Fear of recession grips US bank executives.

The senior executives of the financial giants, who made statements in the US yesterday, affirmed that they will resort to salary cuts and layoffs and that they expect a recession in 2023.

The perception of risk in the markets increased with the declarations of the directors. US stock markets lost value on concerns that the US Federal Reserve (Fed) would continue its tight policies.

WALL STREET GIANTS BLESSED

Goldman Sachs CEO David Solomon said he expects pay cuts and layoffs, and that tough times are ahead.

The CEO of Bank of America, Brian Moynihan, announced that they will reduce employment in the face of economic adjustment.

JP Morgan CEO Jamie Dimon also said a moderate to harsh recession can be expected in 2023.

Warnings from the CEO of 3 Wall Street giants about employment and recession increased tension in the markets. The assessments of the CEOs were summarized as follows:

GOLDMAN SACHS

Goldman Sachs Chief Executive Solomon was pessimistic about the economic outlook. Solomon said the pay cuts and possible layoffs would not come as a surprise.

Speaking to Bloomberg television yesterday, Solomon said: “You have to assume there are ups and downs ahead. You have to be a little more careful with your financial resources,” he said.

This may mean a greater focus on the bank’s current costs and a slowdown in hiring. “This can also mean contraction at certain points,” Solomon said.

J.P. MORGAN

“Inflation is eroding everything and the savings from the incentives will dry up by the middle of next year,” said Dimon, chief executive of JP Morgan.
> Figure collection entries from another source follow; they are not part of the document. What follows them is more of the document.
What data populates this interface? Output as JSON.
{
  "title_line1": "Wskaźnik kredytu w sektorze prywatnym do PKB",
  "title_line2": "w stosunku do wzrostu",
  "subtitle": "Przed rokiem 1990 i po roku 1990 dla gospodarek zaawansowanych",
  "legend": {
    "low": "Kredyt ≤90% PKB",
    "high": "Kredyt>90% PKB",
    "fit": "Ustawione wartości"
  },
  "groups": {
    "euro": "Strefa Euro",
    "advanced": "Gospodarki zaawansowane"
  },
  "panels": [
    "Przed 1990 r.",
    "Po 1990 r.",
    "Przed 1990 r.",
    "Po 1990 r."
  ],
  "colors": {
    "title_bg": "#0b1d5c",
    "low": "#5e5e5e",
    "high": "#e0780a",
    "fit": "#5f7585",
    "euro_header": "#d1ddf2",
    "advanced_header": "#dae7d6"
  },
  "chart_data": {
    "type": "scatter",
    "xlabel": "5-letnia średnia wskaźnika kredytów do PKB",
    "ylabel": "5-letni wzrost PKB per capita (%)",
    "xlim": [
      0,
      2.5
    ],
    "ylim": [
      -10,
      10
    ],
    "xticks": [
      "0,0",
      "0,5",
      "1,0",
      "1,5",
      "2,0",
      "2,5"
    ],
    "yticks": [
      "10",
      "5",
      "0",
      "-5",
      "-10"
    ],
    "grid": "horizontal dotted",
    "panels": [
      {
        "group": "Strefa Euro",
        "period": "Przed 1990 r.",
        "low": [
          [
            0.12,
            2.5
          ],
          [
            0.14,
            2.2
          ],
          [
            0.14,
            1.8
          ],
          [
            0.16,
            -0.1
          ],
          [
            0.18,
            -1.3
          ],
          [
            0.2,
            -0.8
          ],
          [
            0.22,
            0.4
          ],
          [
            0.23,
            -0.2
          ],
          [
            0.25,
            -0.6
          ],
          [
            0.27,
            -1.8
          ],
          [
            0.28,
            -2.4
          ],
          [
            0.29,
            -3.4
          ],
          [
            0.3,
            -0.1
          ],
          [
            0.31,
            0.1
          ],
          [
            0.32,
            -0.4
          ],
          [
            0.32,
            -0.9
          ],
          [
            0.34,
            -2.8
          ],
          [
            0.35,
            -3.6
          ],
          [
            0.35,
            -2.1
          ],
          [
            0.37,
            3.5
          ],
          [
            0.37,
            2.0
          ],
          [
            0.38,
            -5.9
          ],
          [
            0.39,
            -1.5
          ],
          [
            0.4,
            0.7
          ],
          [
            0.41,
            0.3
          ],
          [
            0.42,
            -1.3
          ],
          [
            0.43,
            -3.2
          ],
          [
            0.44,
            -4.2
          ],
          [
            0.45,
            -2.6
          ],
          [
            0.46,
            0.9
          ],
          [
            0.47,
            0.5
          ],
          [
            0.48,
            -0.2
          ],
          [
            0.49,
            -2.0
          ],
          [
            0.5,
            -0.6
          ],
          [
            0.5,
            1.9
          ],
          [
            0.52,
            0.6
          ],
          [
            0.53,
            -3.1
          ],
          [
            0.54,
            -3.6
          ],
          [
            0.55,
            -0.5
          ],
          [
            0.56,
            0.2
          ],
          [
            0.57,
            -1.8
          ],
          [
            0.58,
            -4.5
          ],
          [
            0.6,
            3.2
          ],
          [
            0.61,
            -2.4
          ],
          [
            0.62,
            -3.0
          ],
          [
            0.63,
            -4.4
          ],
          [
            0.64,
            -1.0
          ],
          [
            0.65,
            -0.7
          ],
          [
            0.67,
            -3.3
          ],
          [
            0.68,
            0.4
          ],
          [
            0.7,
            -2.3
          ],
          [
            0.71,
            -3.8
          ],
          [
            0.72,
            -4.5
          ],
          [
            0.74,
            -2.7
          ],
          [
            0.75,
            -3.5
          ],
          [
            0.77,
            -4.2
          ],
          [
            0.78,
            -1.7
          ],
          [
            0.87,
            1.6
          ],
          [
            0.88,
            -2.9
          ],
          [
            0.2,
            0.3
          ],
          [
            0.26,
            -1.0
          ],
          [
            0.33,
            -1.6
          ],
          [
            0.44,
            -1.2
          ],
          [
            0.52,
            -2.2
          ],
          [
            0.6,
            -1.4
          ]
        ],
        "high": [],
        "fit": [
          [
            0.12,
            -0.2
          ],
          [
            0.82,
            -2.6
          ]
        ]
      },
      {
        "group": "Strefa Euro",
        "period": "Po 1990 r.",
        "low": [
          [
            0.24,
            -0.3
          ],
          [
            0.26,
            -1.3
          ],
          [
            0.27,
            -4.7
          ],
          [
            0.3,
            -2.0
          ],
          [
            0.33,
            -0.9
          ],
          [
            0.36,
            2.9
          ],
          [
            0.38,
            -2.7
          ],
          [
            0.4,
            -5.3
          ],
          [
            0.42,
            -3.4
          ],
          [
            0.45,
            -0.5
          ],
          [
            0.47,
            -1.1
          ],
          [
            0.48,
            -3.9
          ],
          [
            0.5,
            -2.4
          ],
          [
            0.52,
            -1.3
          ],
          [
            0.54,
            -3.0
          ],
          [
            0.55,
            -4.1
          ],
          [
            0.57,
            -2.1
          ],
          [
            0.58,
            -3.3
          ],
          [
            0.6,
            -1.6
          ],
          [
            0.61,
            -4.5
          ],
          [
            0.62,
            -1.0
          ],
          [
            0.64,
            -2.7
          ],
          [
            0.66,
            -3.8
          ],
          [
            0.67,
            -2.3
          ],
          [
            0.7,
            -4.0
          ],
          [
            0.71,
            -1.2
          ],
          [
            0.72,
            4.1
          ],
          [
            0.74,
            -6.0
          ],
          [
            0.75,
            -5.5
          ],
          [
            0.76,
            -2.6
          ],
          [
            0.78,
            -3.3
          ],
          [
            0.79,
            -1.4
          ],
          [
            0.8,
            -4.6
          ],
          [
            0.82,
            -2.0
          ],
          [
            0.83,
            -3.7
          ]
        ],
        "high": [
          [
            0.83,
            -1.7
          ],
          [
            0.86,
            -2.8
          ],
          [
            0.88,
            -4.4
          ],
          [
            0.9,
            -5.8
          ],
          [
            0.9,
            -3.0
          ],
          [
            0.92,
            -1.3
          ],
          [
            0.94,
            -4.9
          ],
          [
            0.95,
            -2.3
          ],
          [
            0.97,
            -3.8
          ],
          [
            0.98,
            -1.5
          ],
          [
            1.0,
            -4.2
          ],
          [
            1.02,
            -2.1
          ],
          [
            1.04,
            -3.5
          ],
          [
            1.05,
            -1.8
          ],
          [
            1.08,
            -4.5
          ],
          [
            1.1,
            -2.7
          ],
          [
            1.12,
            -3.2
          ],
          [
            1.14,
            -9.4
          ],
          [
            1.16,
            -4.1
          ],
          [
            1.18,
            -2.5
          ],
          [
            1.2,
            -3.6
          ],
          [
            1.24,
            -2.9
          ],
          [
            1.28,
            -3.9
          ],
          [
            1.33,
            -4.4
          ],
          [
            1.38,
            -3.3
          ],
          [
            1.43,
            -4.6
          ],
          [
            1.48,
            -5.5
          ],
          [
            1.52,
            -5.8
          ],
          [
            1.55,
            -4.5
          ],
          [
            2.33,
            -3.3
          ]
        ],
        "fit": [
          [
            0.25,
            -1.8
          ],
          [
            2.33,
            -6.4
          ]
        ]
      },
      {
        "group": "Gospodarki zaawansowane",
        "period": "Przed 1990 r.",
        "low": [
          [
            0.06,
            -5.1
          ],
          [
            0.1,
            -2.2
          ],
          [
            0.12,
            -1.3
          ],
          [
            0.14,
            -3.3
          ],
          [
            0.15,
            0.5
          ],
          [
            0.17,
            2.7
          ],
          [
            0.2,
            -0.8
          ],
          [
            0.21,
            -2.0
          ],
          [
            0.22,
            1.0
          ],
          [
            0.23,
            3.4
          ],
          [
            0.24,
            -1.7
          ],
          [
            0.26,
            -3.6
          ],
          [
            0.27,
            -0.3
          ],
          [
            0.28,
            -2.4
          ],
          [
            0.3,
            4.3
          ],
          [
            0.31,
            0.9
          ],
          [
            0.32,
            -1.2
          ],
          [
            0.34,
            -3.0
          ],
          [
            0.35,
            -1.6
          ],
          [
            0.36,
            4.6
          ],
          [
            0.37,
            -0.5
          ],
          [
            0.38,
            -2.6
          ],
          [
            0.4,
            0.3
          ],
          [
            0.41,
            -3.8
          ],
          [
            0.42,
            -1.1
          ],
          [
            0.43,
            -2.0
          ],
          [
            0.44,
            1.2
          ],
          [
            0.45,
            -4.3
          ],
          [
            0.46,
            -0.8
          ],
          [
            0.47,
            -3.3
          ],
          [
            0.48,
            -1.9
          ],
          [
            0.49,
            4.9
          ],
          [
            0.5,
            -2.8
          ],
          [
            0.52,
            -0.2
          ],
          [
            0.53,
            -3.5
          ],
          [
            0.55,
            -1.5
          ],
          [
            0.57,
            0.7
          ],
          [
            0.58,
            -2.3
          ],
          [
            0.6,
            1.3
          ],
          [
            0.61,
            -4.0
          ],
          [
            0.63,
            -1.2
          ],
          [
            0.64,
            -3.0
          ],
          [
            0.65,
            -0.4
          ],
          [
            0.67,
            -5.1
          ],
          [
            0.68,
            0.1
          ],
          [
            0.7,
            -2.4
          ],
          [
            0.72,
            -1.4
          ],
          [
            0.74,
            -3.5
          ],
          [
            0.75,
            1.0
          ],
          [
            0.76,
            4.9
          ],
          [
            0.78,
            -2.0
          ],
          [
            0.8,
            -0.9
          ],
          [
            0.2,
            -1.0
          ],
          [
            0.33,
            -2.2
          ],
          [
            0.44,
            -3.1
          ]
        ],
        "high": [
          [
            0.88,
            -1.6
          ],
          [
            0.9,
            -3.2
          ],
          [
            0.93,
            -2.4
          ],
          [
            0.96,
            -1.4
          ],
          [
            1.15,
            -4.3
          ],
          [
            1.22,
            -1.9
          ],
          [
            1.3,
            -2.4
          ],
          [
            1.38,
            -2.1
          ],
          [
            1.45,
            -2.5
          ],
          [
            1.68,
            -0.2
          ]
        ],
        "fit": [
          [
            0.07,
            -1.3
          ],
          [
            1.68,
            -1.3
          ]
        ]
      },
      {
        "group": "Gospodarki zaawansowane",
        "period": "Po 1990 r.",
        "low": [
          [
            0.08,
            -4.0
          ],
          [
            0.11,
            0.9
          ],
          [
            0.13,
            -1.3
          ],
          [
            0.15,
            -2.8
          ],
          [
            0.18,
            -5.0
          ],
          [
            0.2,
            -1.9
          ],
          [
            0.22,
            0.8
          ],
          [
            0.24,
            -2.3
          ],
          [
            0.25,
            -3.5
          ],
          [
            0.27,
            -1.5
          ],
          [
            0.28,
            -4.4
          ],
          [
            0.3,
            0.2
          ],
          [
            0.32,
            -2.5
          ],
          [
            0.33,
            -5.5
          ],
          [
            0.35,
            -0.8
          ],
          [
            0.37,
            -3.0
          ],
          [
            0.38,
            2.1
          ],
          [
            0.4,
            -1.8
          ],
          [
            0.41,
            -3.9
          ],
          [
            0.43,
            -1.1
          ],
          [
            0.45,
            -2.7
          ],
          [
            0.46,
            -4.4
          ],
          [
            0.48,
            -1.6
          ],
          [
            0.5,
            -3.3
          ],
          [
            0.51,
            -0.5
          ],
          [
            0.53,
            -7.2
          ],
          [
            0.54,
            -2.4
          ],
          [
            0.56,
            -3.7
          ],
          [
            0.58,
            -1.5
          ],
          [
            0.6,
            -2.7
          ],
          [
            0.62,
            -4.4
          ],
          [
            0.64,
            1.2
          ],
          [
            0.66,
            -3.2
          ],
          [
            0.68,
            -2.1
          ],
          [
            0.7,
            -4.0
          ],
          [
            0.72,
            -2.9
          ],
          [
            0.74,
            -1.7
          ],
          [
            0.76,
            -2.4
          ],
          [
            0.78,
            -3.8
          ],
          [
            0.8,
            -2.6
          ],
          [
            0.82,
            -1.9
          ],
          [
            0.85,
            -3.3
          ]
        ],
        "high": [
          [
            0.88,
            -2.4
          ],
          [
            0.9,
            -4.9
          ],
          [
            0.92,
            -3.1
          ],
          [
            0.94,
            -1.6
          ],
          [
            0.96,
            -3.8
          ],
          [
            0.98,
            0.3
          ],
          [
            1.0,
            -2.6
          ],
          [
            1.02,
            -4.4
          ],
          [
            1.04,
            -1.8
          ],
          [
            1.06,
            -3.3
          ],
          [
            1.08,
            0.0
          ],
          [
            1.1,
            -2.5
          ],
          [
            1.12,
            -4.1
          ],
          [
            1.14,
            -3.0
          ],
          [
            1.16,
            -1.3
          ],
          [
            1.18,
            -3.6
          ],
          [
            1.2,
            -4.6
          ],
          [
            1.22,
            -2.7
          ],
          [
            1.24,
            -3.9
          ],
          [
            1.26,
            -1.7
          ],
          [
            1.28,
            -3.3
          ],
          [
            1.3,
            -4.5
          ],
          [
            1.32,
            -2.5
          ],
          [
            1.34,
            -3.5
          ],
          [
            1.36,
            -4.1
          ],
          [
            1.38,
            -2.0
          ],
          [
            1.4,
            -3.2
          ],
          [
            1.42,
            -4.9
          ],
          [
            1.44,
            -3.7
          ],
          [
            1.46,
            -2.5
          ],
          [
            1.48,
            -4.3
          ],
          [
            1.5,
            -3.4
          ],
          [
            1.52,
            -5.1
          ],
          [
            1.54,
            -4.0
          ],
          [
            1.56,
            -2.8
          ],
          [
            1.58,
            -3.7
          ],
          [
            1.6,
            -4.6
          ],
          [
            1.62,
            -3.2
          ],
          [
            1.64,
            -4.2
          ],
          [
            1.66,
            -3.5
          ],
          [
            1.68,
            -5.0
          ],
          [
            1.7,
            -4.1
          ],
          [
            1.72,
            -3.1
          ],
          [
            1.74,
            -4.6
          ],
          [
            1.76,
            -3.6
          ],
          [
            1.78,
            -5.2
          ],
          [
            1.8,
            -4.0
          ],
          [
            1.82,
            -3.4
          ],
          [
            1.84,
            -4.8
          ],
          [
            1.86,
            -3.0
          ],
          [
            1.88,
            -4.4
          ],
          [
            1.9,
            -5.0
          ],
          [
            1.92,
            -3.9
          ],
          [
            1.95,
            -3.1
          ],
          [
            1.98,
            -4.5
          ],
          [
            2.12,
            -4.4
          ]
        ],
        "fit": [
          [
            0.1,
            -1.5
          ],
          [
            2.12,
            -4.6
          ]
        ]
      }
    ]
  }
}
“Looking forward, these kinds of things could very well derail the economy and cause a mild or hard recession that worries people,” Dimon said.

BANK OF AMERICA

Bank of America CEO Moynihan said he saw signs of sluggishness on the consumer side as spending began to slow. Speaking about the recession and inflation in the US, Moynihan stated that layoffs are possible.

After the explanations, the S&P500 index closed the day at $3,941 with a depreciation of 1.44 percent. While the Dow Jones index ended the day at 33,596 points with a depreciation of 1.03 percent, the Nasdaq index ended the day at 11,014 points with a depreciation of 2 percent.